In today's issue of Science, a team of researchers reports that injection fields approaching an earthquake-ready state may give us a telltale sign: seismic waves sweeping through from huge distant shocks set off tiny local shakers in the process called dynamic triggering.
Dynamic triggering was first documented after the Landers quake in June 1992, when the M 7.3 rupture in Southern California set off tiny earthquakes over 1000 kilometers away in places like Yellowstone. Today many examples of dynamic triggering have been documented, and it's no longer a scientific controversy. Since that time we've learned that earthquake faults are generally stressed quite near to their rupture point, and from that it would seem that the closer they get to rupture the more likely the slightest disturbance will set them off. I say "it would seem" because ordinary natural disturbances, like tides, magnetic fluctuations and weather fronts, don't trigger earthquakes. Today's Science paper fits into that background state of knowledge.

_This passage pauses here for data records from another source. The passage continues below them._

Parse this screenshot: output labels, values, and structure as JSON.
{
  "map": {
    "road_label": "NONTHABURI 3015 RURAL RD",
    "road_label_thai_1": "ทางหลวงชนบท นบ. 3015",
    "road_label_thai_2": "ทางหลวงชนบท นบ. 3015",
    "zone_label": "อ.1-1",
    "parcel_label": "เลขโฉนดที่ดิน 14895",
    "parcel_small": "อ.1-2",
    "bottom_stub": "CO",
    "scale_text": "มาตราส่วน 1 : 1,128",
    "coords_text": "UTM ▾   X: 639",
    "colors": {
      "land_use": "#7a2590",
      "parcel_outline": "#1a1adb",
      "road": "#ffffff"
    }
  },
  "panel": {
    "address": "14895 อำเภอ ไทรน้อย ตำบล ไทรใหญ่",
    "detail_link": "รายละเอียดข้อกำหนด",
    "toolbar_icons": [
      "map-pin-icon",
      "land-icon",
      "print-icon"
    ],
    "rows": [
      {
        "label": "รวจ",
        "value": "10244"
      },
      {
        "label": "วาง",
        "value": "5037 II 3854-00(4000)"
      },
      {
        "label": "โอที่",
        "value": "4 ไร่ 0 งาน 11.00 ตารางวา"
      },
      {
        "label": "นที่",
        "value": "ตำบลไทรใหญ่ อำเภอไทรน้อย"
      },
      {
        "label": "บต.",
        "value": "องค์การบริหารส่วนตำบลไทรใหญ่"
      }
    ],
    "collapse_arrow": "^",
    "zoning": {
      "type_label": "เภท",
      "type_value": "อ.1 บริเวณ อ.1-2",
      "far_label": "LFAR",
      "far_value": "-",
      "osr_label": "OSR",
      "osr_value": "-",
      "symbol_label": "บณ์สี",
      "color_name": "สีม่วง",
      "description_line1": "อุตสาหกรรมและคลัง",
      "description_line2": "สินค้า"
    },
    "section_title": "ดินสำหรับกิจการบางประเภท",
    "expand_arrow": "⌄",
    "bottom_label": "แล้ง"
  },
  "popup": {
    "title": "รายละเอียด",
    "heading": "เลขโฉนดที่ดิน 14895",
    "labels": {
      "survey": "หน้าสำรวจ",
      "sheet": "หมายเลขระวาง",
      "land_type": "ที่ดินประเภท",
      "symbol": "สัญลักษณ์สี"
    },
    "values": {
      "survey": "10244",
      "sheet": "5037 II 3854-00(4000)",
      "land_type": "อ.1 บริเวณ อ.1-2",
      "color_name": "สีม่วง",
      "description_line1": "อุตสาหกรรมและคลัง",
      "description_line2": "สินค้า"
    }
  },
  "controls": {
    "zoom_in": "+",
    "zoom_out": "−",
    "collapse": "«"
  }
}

The United States was shaken from a distance by three recent great quakes: Chile on 27 February 2010 (M 8.8), Japan on 11 March 2011 (M 9.0) and Sumatra on 12 April 2012 (M 8.6). The seismic waves were very slow and moved the ground by mere millimeters; only seismometers could feel them. They left the midcontinent unperturbed, except near three injection-well sites in the southern Plains states that later produced earthquakes of their own. The map below shows those sites and the small events (red dots) that were triggered by the distant quakes.
Trinidad, Colorado, is the site of fluid injections related to coalbed methane production. The area had a quake swarm in August 2011 that included a M 5.3 event. The 2010 Chile quake triggered four shocks there within a day and many more nearby over the next few weeks. The 2011 Japan quake had no effect and the 2012 Sumatra quake triggered only a few shocks.